The fact is that agriculture’s share of India’s GDP has fallen over time and will fall further from its current 13 per cent contribution. A high productivity agriculture sector, a feature of any advanced economy, cannot support more than 5 per cent of the country’s workforce. India’s farming sector supports around 40 per cent. There are plenty of progressive reforms which can be implemented in agriculture. The abolition of Agricultural Produce Market Committee (APMC) Act would end the monopolies of local traders and help farmers get a better price. A large quantum of investment in irrigation and rural infrastructure would raise yields and aid marketing. An expansion of the organised multi-brand retail sector can eliminate several layers of middlemen and help solve the conundrum between a low price for farmers and a high price for consumers. All of these interventions are superior to farm loan waivers which penalise those who actually pay back their loans, do nothing for those who have taken loans from outside the commercial banking system and for those who are not owners of land but work as labourers without assets. But while necessary, not even progressive reforms are enough to bring prosperity to farmers.
The surest way to solve the problem of agrarian distress is to defy political correctness
Almost three decades after liberalisation, India seems to have been captured by its own myth that it is possible to leapfrog the manufacturing/industry stage and become a services-led economy even at a low per capita income level. The changing nature of services, particularly their tradeability (think IT services), may make a services-led strategy sustainable at a macroeconomic level. But it seems to have fallen short in terms of generating enough well-paying jobs for a majority. The skill-bias inherent in services means that it will never be able absorb the excess labour force in agriculture. The only place for such labour to go is to the informal, unorganised sector in industry which pays little with no benefits. In comparsion, agricultural labour may seem no worse.
Evidence from history around the world suggests that it is only manufacturing and it associated activities such as mining and quarrying that are able to absorb low-skilled labour from agriculture into decent paying jobs. It isn’t that policymakers have always ignored manufacturing. The current government launched a Make in India programme which has now been supplemented by an ambitious goal of achieving a $1 trillion manufacturing sector by 2025. Still, manufacturing’s share as a percentage of GDP hasn’t budged much from around 15 per cent of GDP since the early 1990s (the share was higher pre-liberalisation).
Of course, the government has made strides in the Ease of Doing Business. It has even raised tariffs for a range of sectors. But while necessary these may not be sufficient to boost manufacturing and industry at the scale required and in the labour-intensity required. In a globalised world, industry needs a level playing field to compete without becoming inefficient (via protection). None of the East Asian tiger economies, and China can be added to the list, grew manufacturing without the availability of cheap land in the right geographical location. The availability of cheap (and often subsidised) power was another critical component of making industry competitive.
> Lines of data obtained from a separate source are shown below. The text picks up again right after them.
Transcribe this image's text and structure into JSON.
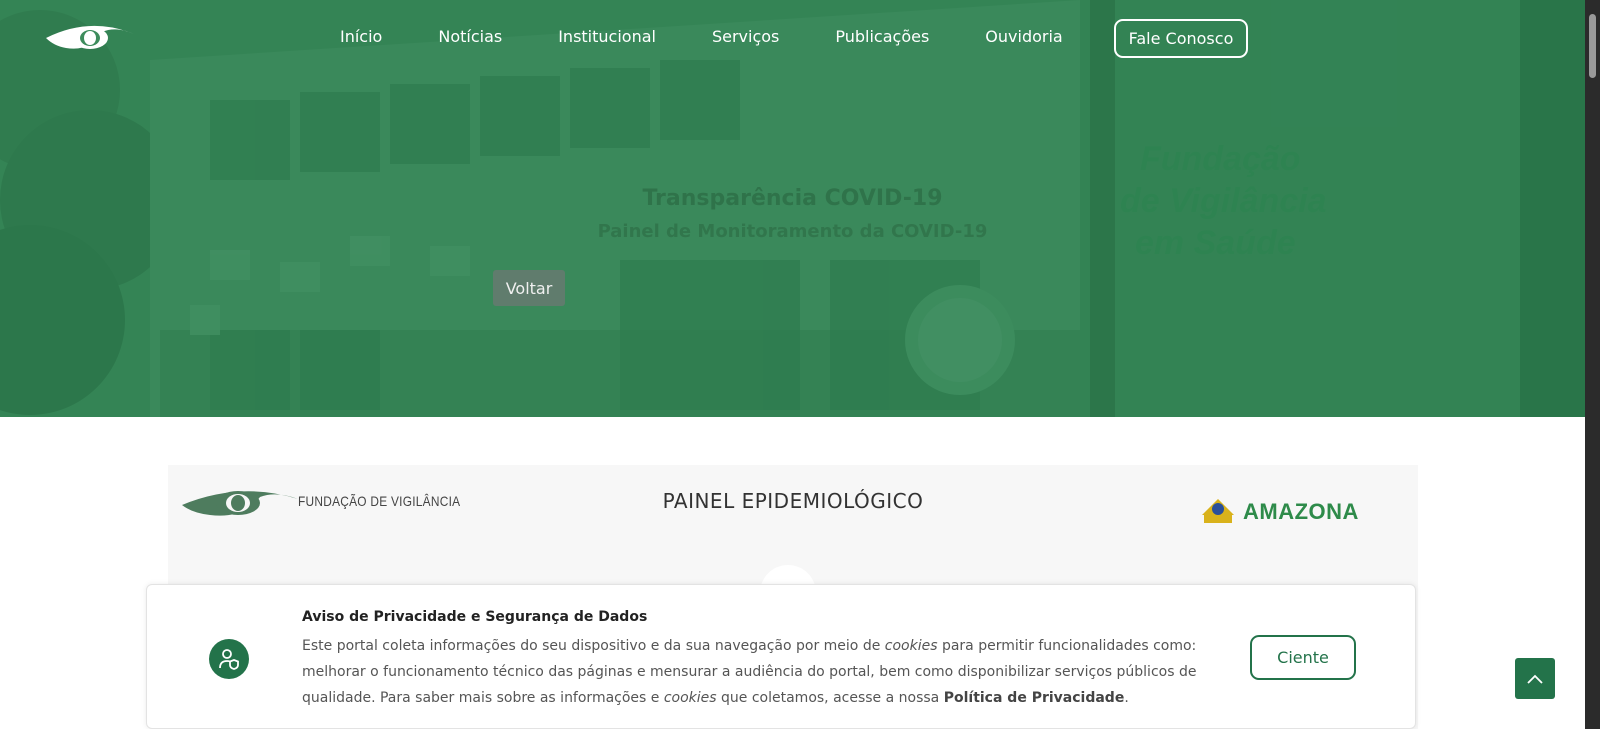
{
  "header": {
    "logo_icon": "eye-logo-icon",
    "nav": [
      "Início",
      "Notícias",
      "Institucional",
      "Serviços",
      "Publicações",
      "Ouvidoria"
    ],
    "cta_label": "Fale Conosco"
  },
  "hero": {
    "title": "Transparência COVID-19",
    "subtitle": "Painel de Monitoramento da COVID-19",
    "back_label": "Voltar",
    "colors": {
      "overlay": "#2f7d4f"
    }
  },
  "panel": {
    "left_logo_text": "FUNDAÇÃO DE VIGILÂNCIA",
    "title": "PAINEL EPIDEMIOLÓGICO",
    "right_logo_text": "AMAZONAS"
  },
  "cookie": {
    "icon": "user-shield-icon",
    "title": "Aviso de Privacidade e Segurança de Dados",
    "text_1": "Este portal coleta informações do seu dispositivo e da sua navegação por meio de ",
    "text_cookies_1": "cookies",
    "text_2": " para permitir funcionalidades como: melhorar o funcionamento técnico das páginas e mensurar a audiência do portal, bem como disponibilizar serviços públicos de qualidade. Para saber mais sobre as informações e ",
    "text_cookies_2": "cookies",
    "text_3": " que coletamos, acesse a nossa ",
    "policy_link": "Política de Privacidade",
    "text_end": ".",
    "accept_label": "Ciente",
    "colors": {
      "accent": "#23734a"
    }
  },
  "back_to_top_icon": "chevron-up-icon"
}
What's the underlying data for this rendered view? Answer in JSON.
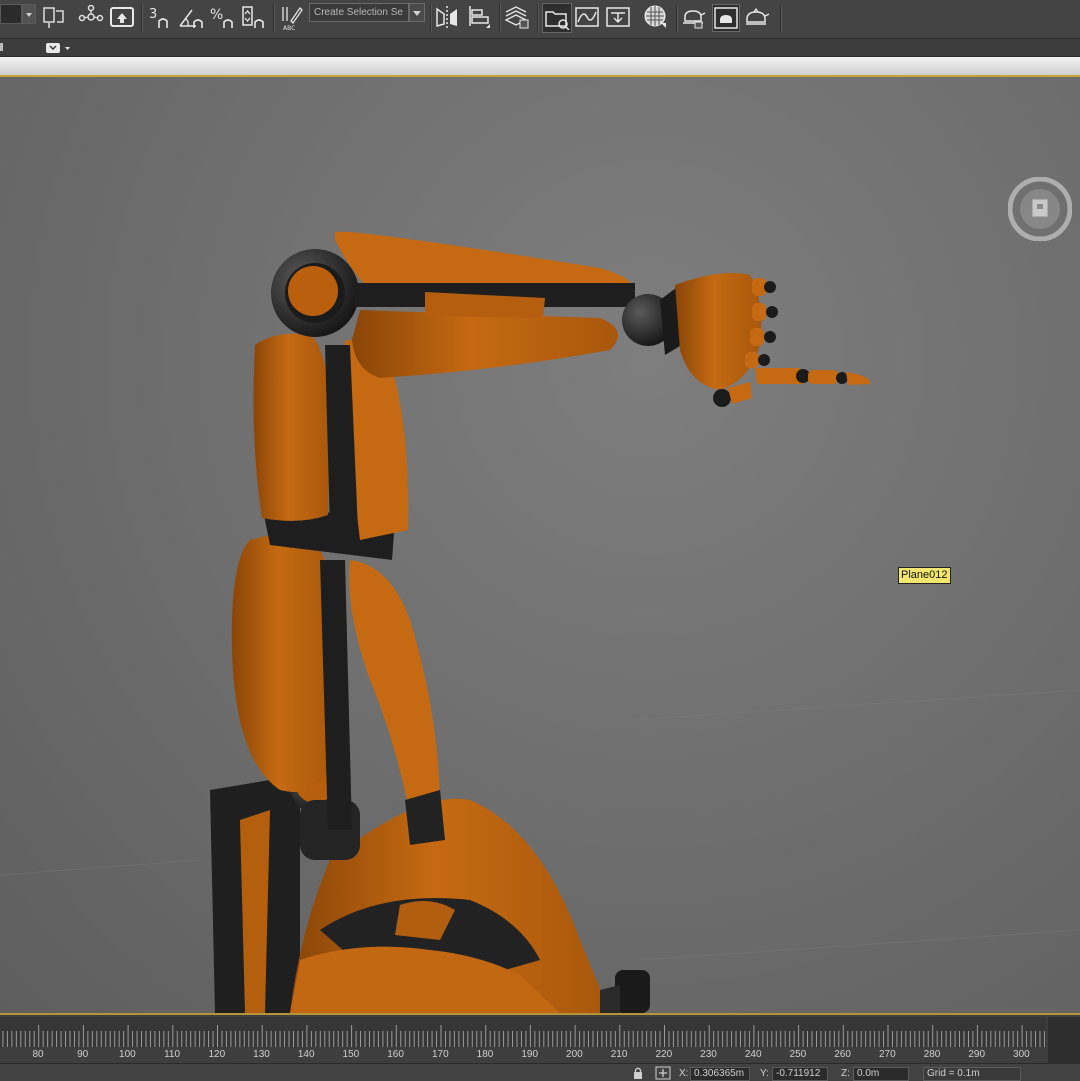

And finally, flexible labour laws which made the proposition of hiring thousands of workers attractive is what enabled these economies to grow rapidly while providing decent jobs to the maximum number of people.
In India’s all of these are seen as largely no-go areas for reforms. Any mention of land acquisition for industry is perceived as anti-farmer and anti-poor. Subsiding electricity for farmers (particularly the richest ones who have the largest farms and therefore consume the most electricity) is par for the course as is charging industry higher tariffs to cross-subsiside agriculture. And without hire and fire, employing labour is a losing proposition for industry. As long as the political economy of India continues to perceive these areas as too risky to reform, industry will simply not scale up. Agriculture will remain over burdened with people.
The challenge for politicians is that the continuous electoral cycle favours short-termism and the loan-waiver type of policy whereas prosperity requires hard decisions where commonly held perceptions must be disrupted and over-turned. It may be counter-intuitive for politicians but the surest way to solve the problem of agrarian distress is to defy political correctness — only industry will solve agriculture’s problem.